Question

It is required to make a closed cylindrical tank of height $1m$ and base diameter $140cm$ from a metal sheet. How many square meters of the sheet are required for the same? Assume $\pi = 22/7$

Answer 1

Hint: The cylinder is a closed cylinder so, we need to find the total surface area of the cylinder which is the same as the area of metal sheet required to make that cylinder. The total surface area of a cylinder is the sum of areas of two circular lateral surfaces and the curved surface. In numerical form, total surface area of the cylinder = $2\pi rh + 2\pi {r^2} = 2\pi r(r + h)$ where h is the height of the cylinder and r is the radius of the lateral surface of the cylinder.

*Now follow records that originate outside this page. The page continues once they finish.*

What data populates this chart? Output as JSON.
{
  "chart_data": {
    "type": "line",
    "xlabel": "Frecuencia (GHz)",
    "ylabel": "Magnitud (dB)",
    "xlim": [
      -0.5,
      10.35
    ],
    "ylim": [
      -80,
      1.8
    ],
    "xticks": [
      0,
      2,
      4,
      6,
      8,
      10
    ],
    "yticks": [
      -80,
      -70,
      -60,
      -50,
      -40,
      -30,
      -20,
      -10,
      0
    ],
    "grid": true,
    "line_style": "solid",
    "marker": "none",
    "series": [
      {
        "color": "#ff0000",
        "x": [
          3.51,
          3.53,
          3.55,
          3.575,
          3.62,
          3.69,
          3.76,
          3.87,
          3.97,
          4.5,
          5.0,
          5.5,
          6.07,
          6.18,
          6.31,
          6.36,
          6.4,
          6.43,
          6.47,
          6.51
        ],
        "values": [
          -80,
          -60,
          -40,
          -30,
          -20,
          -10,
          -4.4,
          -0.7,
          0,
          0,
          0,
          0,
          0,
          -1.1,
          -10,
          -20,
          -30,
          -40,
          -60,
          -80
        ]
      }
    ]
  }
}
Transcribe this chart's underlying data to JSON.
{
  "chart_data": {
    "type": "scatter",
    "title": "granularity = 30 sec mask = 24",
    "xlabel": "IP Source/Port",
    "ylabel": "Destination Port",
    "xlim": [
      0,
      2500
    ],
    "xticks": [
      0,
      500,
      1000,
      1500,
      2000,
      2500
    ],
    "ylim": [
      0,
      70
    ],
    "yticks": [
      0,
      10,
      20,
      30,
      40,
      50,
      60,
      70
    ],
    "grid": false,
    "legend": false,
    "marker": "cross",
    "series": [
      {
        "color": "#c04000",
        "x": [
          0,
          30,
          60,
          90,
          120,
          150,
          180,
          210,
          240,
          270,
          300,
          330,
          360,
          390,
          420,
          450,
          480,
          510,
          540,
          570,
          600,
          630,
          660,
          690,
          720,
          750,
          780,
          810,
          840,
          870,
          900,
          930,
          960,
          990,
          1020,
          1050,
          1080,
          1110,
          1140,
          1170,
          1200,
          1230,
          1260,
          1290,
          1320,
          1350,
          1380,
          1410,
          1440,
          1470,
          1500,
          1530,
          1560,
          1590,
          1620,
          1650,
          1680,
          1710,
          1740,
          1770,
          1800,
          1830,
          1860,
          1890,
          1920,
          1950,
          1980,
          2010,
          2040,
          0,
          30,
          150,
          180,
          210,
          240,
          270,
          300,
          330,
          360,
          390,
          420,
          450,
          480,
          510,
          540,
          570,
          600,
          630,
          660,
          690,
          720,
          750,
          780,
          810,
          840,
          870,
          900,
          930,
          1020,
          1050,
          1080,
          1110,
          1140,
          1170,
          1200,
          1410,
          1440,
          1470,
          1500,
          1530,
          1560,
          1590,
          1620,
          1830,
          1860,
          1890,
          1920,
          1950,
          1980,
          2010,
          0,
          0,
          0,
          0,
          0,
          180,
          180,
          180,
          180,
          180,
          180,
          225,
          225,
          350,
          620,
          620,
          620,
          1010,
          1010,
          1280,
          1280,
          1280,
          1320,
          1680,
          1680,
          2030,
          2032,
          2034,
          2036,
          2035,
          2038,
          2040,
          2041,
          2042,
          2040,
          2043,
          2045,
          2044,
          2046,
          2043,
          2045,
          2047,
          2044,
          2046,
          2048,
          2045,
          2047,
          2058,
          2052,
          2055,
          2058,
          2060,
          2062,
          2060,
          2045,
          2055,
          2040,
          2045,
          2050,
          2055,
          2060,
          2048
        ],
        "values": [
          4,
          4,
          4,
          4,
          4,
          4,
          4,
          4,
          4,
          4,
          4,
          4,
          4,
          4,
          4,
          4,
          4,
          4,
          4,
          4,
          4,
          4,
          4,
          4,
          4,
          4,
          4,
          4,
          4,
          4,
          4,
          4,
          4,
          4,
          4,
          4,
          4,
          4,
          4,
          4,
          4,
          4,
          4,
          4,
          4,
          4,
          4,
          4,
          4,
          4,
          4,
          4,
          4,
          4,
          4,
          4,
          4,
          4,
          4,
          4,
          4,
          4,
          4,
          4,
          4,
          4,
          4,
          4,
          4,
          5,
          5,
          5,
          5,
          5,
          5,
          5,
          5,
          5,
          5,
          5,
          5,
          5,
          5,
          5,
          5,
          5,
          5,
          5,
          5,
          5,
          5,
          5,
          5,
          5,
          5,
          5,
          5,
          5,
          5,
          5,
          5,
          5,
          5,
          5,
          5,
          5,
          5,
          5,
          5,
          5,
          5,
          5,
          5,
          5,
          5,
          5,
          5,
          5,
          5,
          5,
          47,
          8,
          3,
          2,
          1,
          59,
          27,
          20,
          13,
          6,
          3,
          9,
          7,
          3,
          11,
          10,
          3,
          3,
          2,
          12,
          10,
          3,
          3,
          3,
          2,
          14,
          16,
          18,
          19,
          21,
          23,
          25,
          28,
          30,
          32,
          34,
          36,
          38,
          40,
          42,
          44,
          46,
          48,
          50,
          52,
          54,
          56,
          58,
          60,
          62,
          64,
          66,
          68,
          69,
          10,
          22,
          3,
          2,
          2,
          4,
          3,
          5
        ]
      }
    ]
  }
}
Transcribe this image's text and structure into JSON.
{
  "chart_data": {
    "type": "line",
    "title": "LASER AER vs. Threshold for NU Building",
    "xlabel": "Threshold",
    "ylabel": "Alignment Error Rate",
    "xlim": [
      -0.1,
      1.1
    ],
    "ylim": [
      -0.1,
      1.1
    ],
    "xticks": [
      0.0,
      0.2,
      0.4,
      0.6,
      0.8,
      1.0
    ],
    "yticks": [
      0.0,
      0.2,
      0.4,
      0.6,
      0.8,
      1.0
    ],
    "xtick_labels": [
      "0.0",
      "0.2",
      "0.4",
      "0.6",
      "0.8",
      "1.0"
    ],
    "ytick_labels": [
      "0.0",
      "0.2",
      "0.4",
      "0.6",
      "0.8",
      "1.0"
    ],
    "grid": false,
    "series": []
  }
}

Complete step by step solution:

The height of the closed cylindrical tank is $h = 1m$.
The diameter of the base of the cylindrical tank is $d = 140cm$.
$\therefore $The radius of the base will be half of the diameter.
$\therefore $the radius = $r = \dfrac{d}{2} = \dfrac{{140}}{2} = 70cm$
Converting the radius from cm to m,
We know, $1m = 100cm$,
$\therefore $$70cm = \dfrac{{70}}{{100}}m = 0.7m$
The radius of the base is $0.7m$.
Now, the area of metal sheet required is the total surface area of the cylinder.
The formula for total surface area of cylinder is $TSA = 2\pi r(r + h)$
Area of metal sheet required
= total surface area of cylinder
= $2\pi r(r + h)$
Substituting the value of radius and height in the above formula,
= $2 \times \dfrac{{22}}{7} \times 0.7 \times (0.7 + 1)$
Adding the terms inside the bracket,
= $2 \times \dfrac{{22}}{7} \times 0.7 \times 1.7$
We can write $0.7$ and $1.7$ in decimal form,
= $2 \times \dfrac{{22}}{7} \times \dfrac{7}{{10}} \times \dfrac{{17}}{{10}}$
Cancelling $7$ from numerator and denominator,
= $2 \times \dfrac{{22}}{1} \times \dfrac{1}{{10}} \times \dfrac{{17}}{{10}}$
Multiplying the numerator terms and denominator terms,
= $\dfrac{{2 \times 22 \times 1 \times 17}}{{10 \times 10}}$
Multiplying the terms,
= $\dfrac{{748}}{{100}}$
Dividing the terms,
= $74.8{m^2}$
Therefore, the area of metal sheet required is $74.8{m^2}$.

Note: While solving the mensuration problems, draw diagrams for the ease of understanding and write all the given values first so that it becomes easy to substitute all the values without any mistake. The calculations should be accurate because if any one value gets wrong then the whole problem gets wrong.